Even when discussing complex pieces of legislation, it’s worth trying to get basic concepts right.
The Gillard Government’s proposed anti-discrimination changes fail this test. They artlessly try to blend two concepts together – discrimination and harassment.
But to harass someone and to discriminate against someone are different things.
If a person misses out on a job in favour of a less-qualified person because of their skin colour, then that’s discrimination. Harassment is different. You harass someone when you intentionally disturb or upset another person.
They’re both bad, certainly. But they’re conceptually distinct, and have been that way since the first federal anti-discrimination law was passed in Australia in 1975.
The Government wants to “consolidate” a whole bunch of bills concerning discrimination – including the Racial Discrimination Act and the Sex Discrimination Act – into a grand Human Rights and Anti-Discrimination Bill.
Simplifying law is a usually good idea. Yet what comes out is an incoherent mess. And it’s hard for citizens to obey an incoherent mess.
For example, if the bill goes through the Parliament, it will be unlawful to treat someone unfavourably by offending or insulting them because of their political opinions, industrial history, or social origin in any work-related area.
The concepts of “offend or insult” come from existing harassment law. Unfavourable treatment is the mainstay of discrimination law. Fusing the two together may superficially seem like a good idea, but read the previous paragraph again. What wouldn’t be captured by this new omnibus bill?
All political opinions are offensive in some fashion – politics is about controversy. Almost everywhere is “work-related” for someone. Offence is in the eye of the receiver, not the giver. And what on earth is “social origin”?
These anti-discrimination changes have a long and sad history.
Way back in 2008, Kevin Rudd and his Attorney-General Robert McClelland announced a broad inquiry into Australian human rights protection.
They put Father Frank Brennan in charge of this National Human Rights Consultation. That year was the 60th anniversary of the United Nations Universal Declaration of Human Rights – a document which Labor’s HV Evatt helped draft. McClelland used the Evatt Foundation as his platform to kick it all off. There was a big song and dance about the whole thing. The committee received tens of thousands of submissions.
But the ambitions of 2008 disappeared. Kevin Rudd’s hyperactivity became nervousness and uncertainty. In 2010 the government rejected the committee’s major proposal – to implement a national charter of rights.
Rudd was dumped. McClelland was jettisoned from the Attorney-General position in 2011.
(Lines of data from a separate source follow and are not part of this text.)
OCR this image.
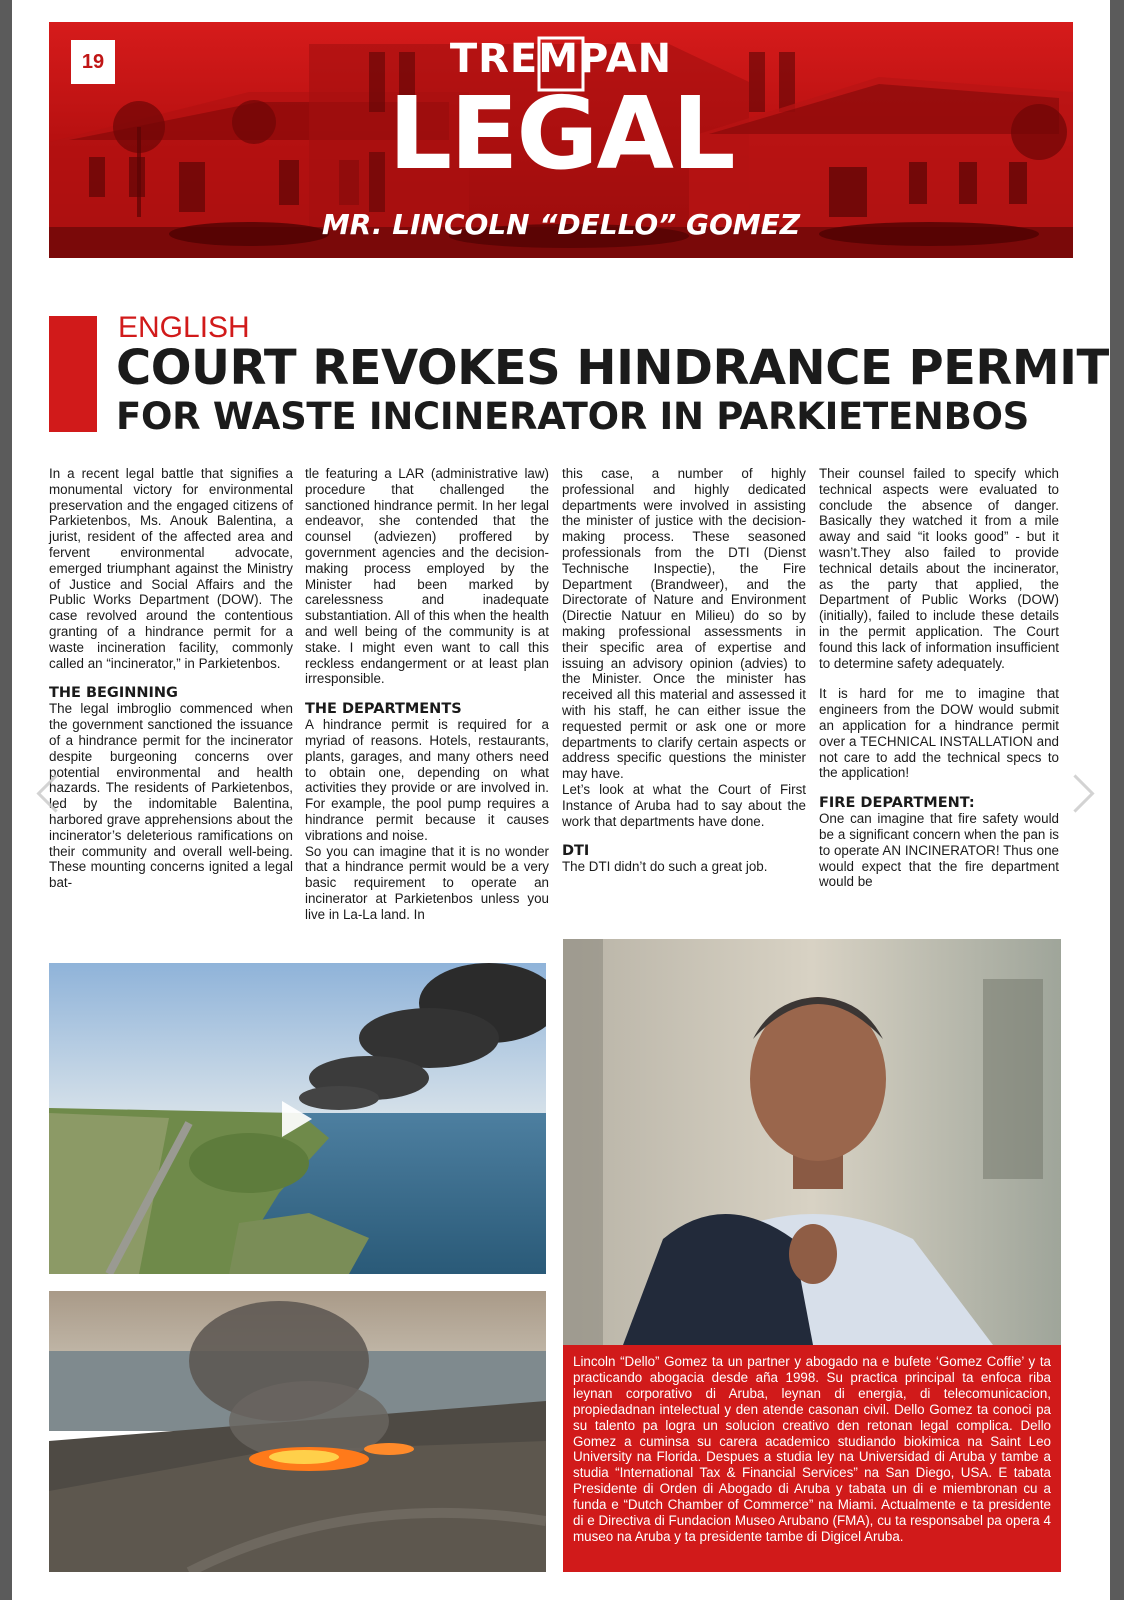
19	TREMPAN
LEGAL
MR. LINCOLN “DELLO” GOMEZ
ENGLISH
COURT REVOKES HINDRANCE PERMIT
FOR WASTE INCINERATOR IN PARKIETENBOS

In a recent legal battle that signifies a monumental victory for environmental preservation and the engaged citizens of Parkietenbos, Ms. Anouk Balentina, a jurist, resident of the affected area and fervent environmental advocate, emerged triumphant against the Ministry of Justice and Social Affairs and the Public Works Department (DOW). The case revolved around the contentious granting of a hindrance permit for a waste incineration facility, commonly called an “incinerator,” in Parkietenbos.

THE BEGINNING

The legal imbroglio commenced when the government sanctioned the issuance of a hindrance permit for the incinerator despite burgeoning concerns over potential environmental and health hazards. The residents of Parkietenbos, led by the indomitable Balentina, harbored grave apprehensions about the incinerator’s deleterious ramifications on their community and overall well-being. These mounting concerns ignited a legal bat-

tle featuring a LAR (administrative law) procedure that challenged the sanctioned hindrance permit. In her legal endeavor, she contended that the counsel (adviezen) proffered by government agencies and the decision-making process employed by the Minister had been marked by carelessness and inadequate substantiation. All of this when the health and well being of the community is at stake. I might even want to call this reckless endangerment or at least plan irresponsible.

THE DEPARTMENTS

A hindrance permit is required for a myriad of reasons. Hotels, restaurants, plants, garages, and many others need to obtain one, depending on what activities they provide or are involved in. For example, the pool pump requires a hindrance permit because it causes vibrations and noise.

So you can imagine that it is no wonder that a hindrance permit would be a very basic requirement to operate an incinerator at Parkietenbos unless you live in La-La land. In

this case, a number of highly professional and highly dedicated departments were involved in assisting the minister of justice with the decision-making process. These seasoned professionals from the DTI (Dienst Technische Inspectie), the Fire Department (Brandweer), and the Directorate of Nature and Environment (Directie Natuur en Milieu) do so by making professional assessments in their specific area of expertise and issuing an advisory opinion (advies) to the Minister. Once the minister has received all this material and assessed it with his staff, he can either issue the requested permit or ask one or more departments to clarify certain aspects or address specific questions the minister may have.

Let’s look at what the Court of First Instance of Aruba had to say about the work that departments have done.

DTI

The DTI didn’t do such a great job.

Their counsel failed to specify which technical aspects were evaluated to conclude the absence of danger. Basically they watched it from a mile away and said “it looks good” - but it wasn’t.They also failed to provide technical details about the incinerator, as the party that applied, the Department of Public Works (DOW) (initially), failed to include these details in the permit application. The Court found this lack of information insufficient to determine safety adequately.

It is hard for me to imagine that engineers from the DOW would submit an application for a hindrance permit over a TECHNICAL INSTALLATION and not care to add the technical specs to the application!

FIRE DEPARTMENT:

One can imagine that fire safety would be a significant concern when the pan is to operate AN INCINERATOR! Thus one would expect that the fire department would be

Lincoln “Dello” Gomez ta un partner y abogado na e bufete ‘Gomez Coffie’ y ta practicando abogacia desde aña 1998. Su practica principal ta enfoca riba leynan corporativo di Aruba, leynan di energia, di telecomunicacion, propiedadnan intelectual y den atende casonan civil. Dello Gomez ta conoci pa su talento pa logra un solucion creativo den retonan legal complica. Dello Gomez a cuminsa su carera academico studiando biokimica na Saint Leo University na Florida. Despues a studia ley na Universidad di Aruba y tambe a studia “International Tax & Financial Services” na San Diego, USA. E tabata Presidente di Orden di Abogado di Aruba y tabata un di e miembronan cu a funda e “Dutch Chamber of Commerce” na Miami. Actualmente e ta presidente di e Directiva di Fundacion Museo Arubano (FMA), cu ta responsabel pa opera 4 museo na Aruba y ta presidente tambe di Digicel Aruba.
But one minor government response to the consultation was a promise to consolidate all existing anti-discrimination laws to reduce “uncertainty”. And once started bureaucratic process does not stop.
This is one reason the anti-discrimination bill has “human rights” in the title. It’s a grand phrase for something that is purportedly only designed to merge a few acts together. It’s good public relations as well. Who could oppose human rights?
Yet the consolidation of anti-discrimination law was barely mentioned in the final report of the Rudd-era consultation. And the report did not explain why it was necessary. Last year, a discussion paper about the potential consolidation took the need for legislative consolidation as a given. We seem to have skipped a step. Why is this all so urgent?
In The Australian earlier this month Roxon suggested we need consolidation because “the community at large, including lawyers, is unsure or confused about what might already be discriminatory”.
No doubt many people are confused. That’s what happens when governments pass a lot of laws.
But rather than clarifying existing prohibitions, Roxon’s department have chosen a brute-force approach – they plan to make everything discrimination. They haven’t just consolidated existing law. By mixing harassment and hurt feelings with discrimination they’ve dramatically expanded it, opening up vast new opportunities for litigation. The draft bill eliminates confusion, sure, but replaces it with chaos.
Lost in all this is any recognition of the importance of freedom of association.
Free association is one of our least defended liberties. It is just as much a human right as any protection against discrimination. It appears in both the American Bill of Rights and HV Evatt’s Universal Declaration of Human Rights. But anti-discrimination law – a passion of the human rights lobby – has steadily eroded it.
Now organisations have freedom of association only if they meet one of the exemptions specified in law. It is the responsibility of religious organisations to justify why they should be allowed to choose employees according to religious doctrine, rather than the government to justify why those organisations should be prevented from doing so.
We have had anti-discrimination laws for nearly 40 years. They’ve taken on a life of their own. The Government is now putting more effort into specifying what is permitted, rather than what is prohibited.
It’s hard to think of anything more contrary to the principle of human rights than that.